Participants : Serge Abiteboul, Émilien Antoine, Cristina Sirangelo, Nadime Francis, Luc Segoufin.

Distributed knowledge base.

We are developing the system Webdamlog [16] , [13] , [14] to address the challenges faced by everyday Web users, who interact with inherently heterogeneous and distributed information. Managing such data is currently beyond the skills of casual users. In Webdamlog, we see the Web as a knowledge base consisting of distributed logical facts and rules. The objective is to enable automated reasoning over this knowledge base, ultimately improving the quality of service and of data. The system supports the Webdamlog language, a Datalog style language with rule delegation.
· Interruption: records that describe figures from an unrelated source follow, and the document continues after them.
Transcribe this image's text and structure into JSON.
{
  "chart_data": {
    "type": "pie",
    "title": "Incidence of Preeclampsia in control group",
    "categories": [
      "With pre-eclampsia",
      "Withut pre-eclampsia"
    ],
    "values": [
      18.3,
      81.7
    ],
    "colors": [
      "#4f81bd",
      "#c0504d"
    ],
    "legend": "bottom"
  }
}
Deduction in uncertain worlds.

Motivated by reasoning in distributed environments in which disagreements arise between different actors, we study in [17] deduction (captured by datalog programs) in the presence of inconsistencies (induced by functional dependency (FD) violations). We adopt an operational semantics for datalog with FDs based on inferring facts one at a time, while never violating the FDs. This yields a set of possible worlds that we capture by c-tables of possibly exponential size. We propose to use probabilities to measure this nondeterminism and define a probabilistic semantics that can be captured by probabilistic conditional tables. Not surprisingly, we show that computing the probability of a query answer in our setting is expensive, which leads us to introduce a sampling algorithm to estimate answer probabilities. We then turn our attention to the problem of explaining why a particular answer holds. This leads us to consider two novel notions: the most influential extensional facts, and the most likely proofs for an answer. We study algorithms for ranking facts and proofs based on their contribution to the derivation of an answer. Finally, we consider how our framework can be adapted to a distributed setting, and in particular, how sampling can be performed in a distributed manner.
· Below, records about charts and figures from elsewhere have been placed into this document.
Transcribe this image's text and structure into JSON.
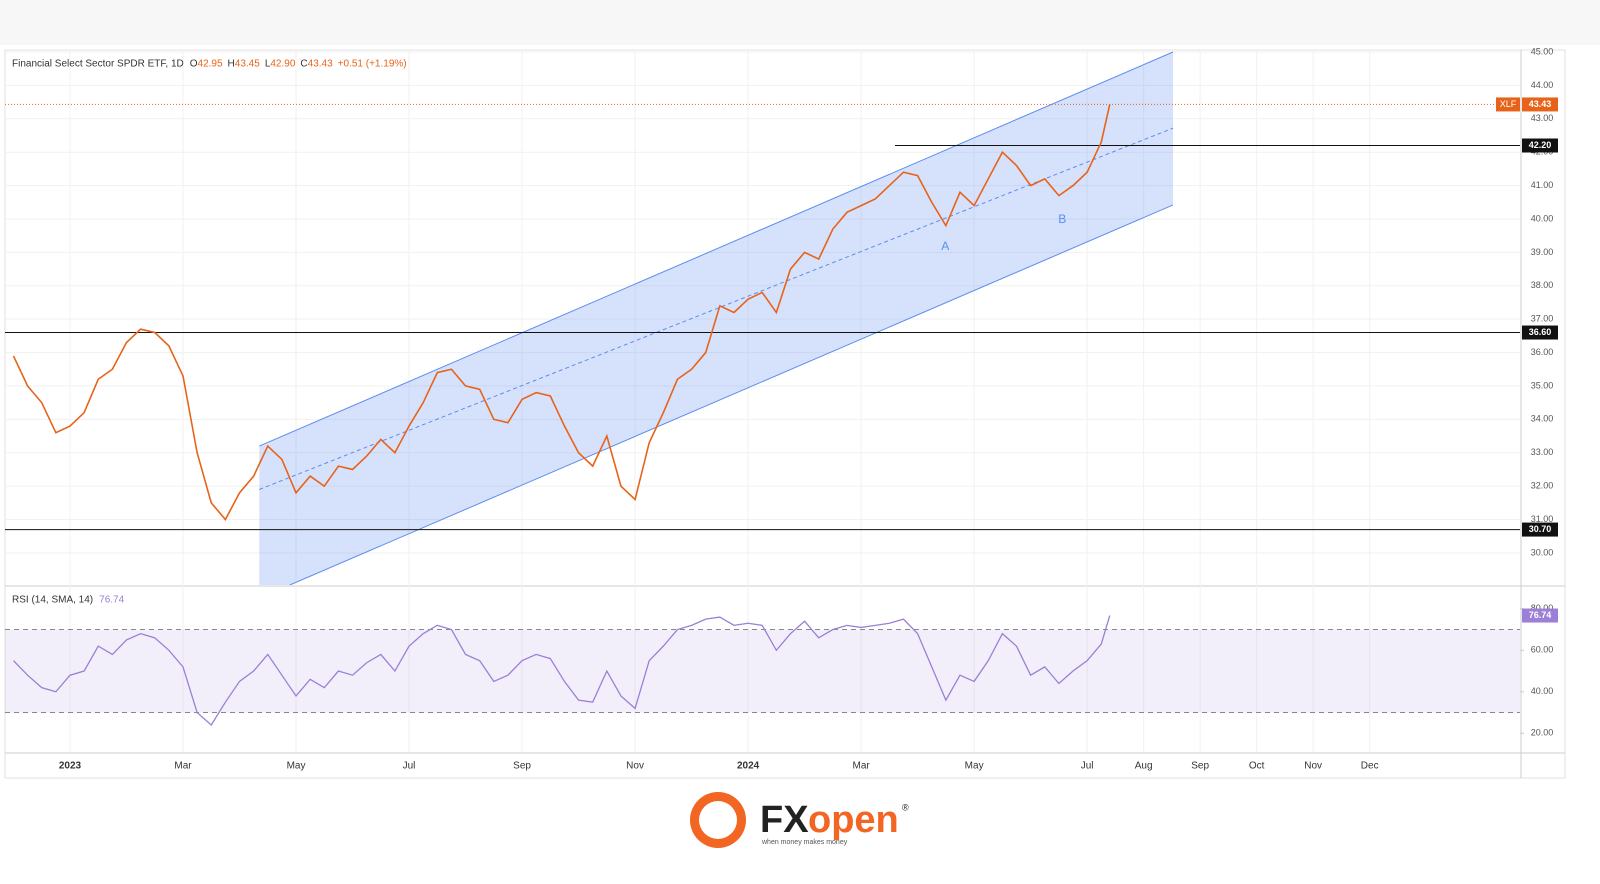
{
  "chart_data": {
    "type": "line",
    "title": "Financial Select Sector SPDR ETF, 1D",
    "ohlc": [
      {
        "key": "O",
        "value": "42.95"
      },
      {
        "key": "H",
        "value": "43.45"
      },
      {
        "key": "L",
        "value": "42.90"
      },
      {
        "key": "C",
        "value": "43.43"
      }
    ],
    "change": "+0.51 (+1.19%)",
    "x": [
      -1.0,
      -0.75,
      -0.5,
      -0.25,
      0,
      0.25,
      0.5,
      0.75,
      1.0,
      1.25,
      1.5,
      1.75,
      2.0,
      2.25,
      2.5,
      2.75,
      3.0,
      3.25,
      3.5,
      3.75,
      4.0,
      4.25,
      4.5,
      4.75,
      5.0,
      5.25,
      5.5,
      5.75,
      6.0,
      6.25,
      6.5,
      6.75,
      7.0,
      7.25,
      7.5,
      7.75,
      8.0,
      8.25,
      8.5,
      8.75,
      9.0,
      9.25,
      9.5,
      9.75,
      10.0,
      10.25,
      10.5,
      10.75,
      11.0,
      11.25,
      11.5,
      11.75,
      12.0,
      12.25,
      12.5,
      12.75,
      13.0,
      13.25,
      13.5,
      13.75,
      14.0,
      14.25,
      14.5,
      14.75,
      15.0,
      15.25,
      15.5,
      15.75,
      16.0,
      16.25,
      16.5,
      16.75,
      17.0,
      17.25,
      17.5,
      17.75,
      18.0,
      18.25,
      18.4
    ],
    "xlim": [
      -1.15,
      25.66
    ],
    "xticks": [
      {
        "value": 0,
        "label": "2023"
      },
      {
        "value": 2,
        "label": "Mar"
      },
      {
        "value": 4,
        "label": "May"
      },
      {
        "value": 6,
        "label": "Jul"
      },
      {
        "value": 8,
        "label": "Sep"
      },
      {
        "value": 10,
        "label": "Nov"
      },
      {
        "value": 12,
        "label": "2024"
      },
      {
        "value": 14,
        "label": "Mar"
      },
      {
        "value": 16,
        "label": "May"
      },
      {
        "value": 18,
        "label": "Jul"
      },
      {
        "value": 19,
        "label": "Aug"
      },
      {
        "value": 20,
        "label": "Sep"
      },
      {
        "value": 21,
        "label": "Oct"
      },
      {
        "value": 22,
        "label": "Nov"
      },
      {
        "value": 23,
        "label": "Dec"
      }
    ],
    "series": [
      {
        "name": "XLF",
        "color": "#e8631a",
        "values": [
          35.9,
          35.0,
          34.5,
          33.6,
          33.8,
          34.2,
          35.2,
          35.5,
          36.3,
          36.7,
          36.6,
          36.2,
          35.3,
          33.0,
          31.5,
          31.0,
          31.8,
          32.3,
          33.2,
          32.8,
          31.8,
          32.3,
          32.0,
          32.6,
          32.5,
          32.9,
          33.4,
          33.0,
          33.8,
          34.5,
          35.4,
          35.5,
          35.0,
          34.9,
          34.0,
          33.9,
          34.6,
          34.8,
          34.7,
          33.8,
          33.0,
          32.6,
          33.5,
          32.0,
          31.6,
          33.3,
          34.2,
          35.2,
          35.5,
          36.0,
          37.4,
          37.2,
          37.6,
          37.8,
          37.2,
          38.5,
          39.0,
          38.8,
          39.7,
          40.2,
          40.4,
          40.6,
          41.0,
          41.4,
          41.3,
          40.5,
          39.8,
          40.8,
          40.4,
          41.2,
          42.0,
          41.6,
          41.0,
          41.2,
          40.7,
          41.0,
          41.4,
          42.3,
          43.43
        ]
      }
    ],
    "ylim": [
      29.04,
      45.06
    ],
    "yticks": [
      {
        "value": 30,
        "label": "30.00"
      },
      {
        "value": 31,
        "label": "31.00"
      },
      {
        "value": 32,
        "label": "32.00"
      },
      {
        "value": 33,
        "label": "33.00"
      },
      {
        "value": 34,
        "label": "34.00"
      },
      {
        "value": 35,
        "label": "35.00"
      },
      {
        "value": 36,
        "label": "36.00"
      },
      {
        "value": 37,
        "label": "37.00"
      },
      {
        "value": 38,
        "label": "38.00"
      },
      {
        "value": 39,
        "label": "39.00"
      },
      {
        "value": 40,
        "label": "40.00"
      },
      {
        "value": 41,
        "label": "41.00"
      },
      {
        "value": 42,
        "label": "42.00"
      },
      {
        "value": 43,
        "label": "43.00"
      },
      {
        "value": 44,
        "label": "44.00"
      },
      {
        "value": 45,
        "label": "45.00"
      }
    ],
    "grid": true,
    "levels": [
      {
        "value": 42.2,
        "label": "42.20",
        "from": 14.6
      },
      {
        "value": 36.6,
        "label": "36.60"
      },
      {
        "value": 30.7,
        "label": "30.70"
      }
    ],
    "channel": {
      "color": "#5b8def",
      "upper": [
        [
          3.35,
          33.2
        ],
        [
          19.52,
          45.0
        ]
      ],
      "middle": [
        [
          3.35,
          31.9
        ],
        [
          19.52,
          42.72
        ]
      ],
      "lower": [
        [
          3.89,
          29.04
        ],
        [
          19.52,
          40.42
        ]
      ]
    },
    "annotations": [
      {
        "text": "A",
        "x": 15.49,
        "y": 39.16
      },
      {
        "text": "B",
        "x": 17.56,
        "y": 39.97
      }
    ],
    "rsi": {
      "name": "RSI (14, SMA, 14)",
      "color": "#9c7fd6",
      "values": [
        55,
        48,
        42,
        40,
        48,
        50,
        62,
        58,
        65,
        68,
        66,
        60,
        52,
        30,
        24,
        35,
        45,
        50,
        58,
        48,
        38,
        46,
        42,
        50,
        48,
        54,
        58,
        50,
        62,
        68,
        72,
        70,
        58,
        55,
        45,
        48,
        55,
        58,
        56,
        45,
        36,
        35,
        50,
        38,
        32,
        55,
        62,
        70,
        72,
        75,
        76,
        72,
        73,
        72,
        60,
        68,
        74,
        66,
        70,
        72,
        71,
        72,
        73,
        75,
        68,
        52,
        36,
        48,
        45,
        55,
        68,
        62,
        48,
        52,
        44,
        50,
        55,
        63,
        76.74
      ],
      "ylim": [
        11,
        90
      ],
      "yticks": [
        {
          "value": 20,
          "label": "20.00"
        },
        {
          "value": 40,
          "label": "40.00"
        },
        {
          "value": 60,
          "label": "60.00"
        },
        {
          "value": 80,
          "label": "80.00"
        }
      ],
      "band": [
        30,
        70
      ]
    }
  },
  "branding": {
    "fx": "FX",
    "open": "open",
    "tagline": "when money makes money",
    "mark": "®"
  }
}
Access rights in a distributed setting.

We started considering access right issues in Webdamlog. This is related to specifying access right on views in standard databases. There is also the issues of controlling rules that are run locally but were specified by other peers.
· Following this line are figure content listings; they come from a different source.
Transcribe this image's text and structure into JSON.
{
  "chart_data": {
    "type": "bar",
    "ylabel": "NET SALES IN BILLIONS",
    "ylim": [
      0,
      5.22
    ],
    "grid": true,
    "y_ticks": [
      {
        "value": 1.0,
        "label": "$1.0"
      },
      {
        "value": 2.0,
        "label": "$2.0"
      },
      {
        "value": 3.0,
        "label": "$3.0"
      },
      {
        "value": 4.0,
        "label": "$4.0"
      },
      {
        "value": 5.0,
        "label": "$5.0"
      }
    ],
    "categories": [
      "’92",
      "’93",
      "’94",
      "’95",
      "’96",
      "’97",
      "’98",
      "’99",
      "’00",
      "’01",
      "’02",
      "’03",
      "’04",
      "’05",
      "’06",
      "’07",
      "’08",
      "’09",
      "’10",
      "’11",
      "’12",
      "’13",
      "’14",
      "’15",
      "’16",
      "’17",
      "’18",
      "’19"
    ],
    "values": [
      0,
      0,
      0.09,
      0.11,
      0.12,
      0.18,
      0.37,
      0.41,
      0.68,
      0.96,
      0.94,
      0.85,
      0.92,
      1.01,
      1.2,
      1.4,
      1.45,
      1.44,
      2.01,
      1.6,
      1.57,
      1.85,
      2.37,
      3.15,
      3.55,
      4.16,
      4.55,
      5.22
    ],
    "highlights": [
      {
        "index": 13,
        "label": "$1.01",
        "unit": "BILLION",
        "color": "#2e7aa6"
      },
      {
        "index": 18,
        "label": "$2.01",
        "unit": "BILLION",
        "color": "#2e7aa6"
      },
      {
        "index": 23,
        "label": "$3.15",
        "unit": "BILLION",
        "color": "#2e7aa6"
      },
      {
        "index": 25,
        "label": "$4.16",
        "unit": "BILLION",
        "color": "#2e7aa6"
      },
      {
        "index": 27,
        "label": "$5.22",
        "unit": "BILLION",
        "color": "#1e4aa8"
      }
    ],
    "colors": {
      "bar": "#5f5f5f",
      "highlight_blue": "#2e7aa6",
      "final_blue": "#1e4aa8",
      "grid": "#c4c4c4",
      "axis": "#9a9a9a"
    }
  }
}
Incomplete information in Web data.

Incomplete information often arises from the integration of different Web data sources, as well as from the exchange of data between communicating Web applications. The semantics of incompleteness (i.e. which possible complete databases are represented by an incomplete one) depends on the context and the particular scenario where incompleteness raises from. We have studied how to deal with the presence of incomplete information under different possible semantics. We have in particular studied in which condition it is possible to query incomplete data “naively", i.e. as if it were complete. We have exhibited “natural" fragments of first order logic for which naive evaluation is possible, under different semantics.

Graph data management.

Graph structured data can be found in new emerging applications such as RDF and linked data, or social networks. The peculiarity of queries over graphs is that they are interested in both data carried by the graph and in the graph topology; they are often based on reachability patterns. In a distributed setting it is very common to be able to query only a partial description or a "view" of the graph. We studied the problem of answering queries using only the information provided by the views. The presence of a form of recursion in views and queries presents new challenges. We found restricted classes of graph views and queries that allow efficient query answering over views.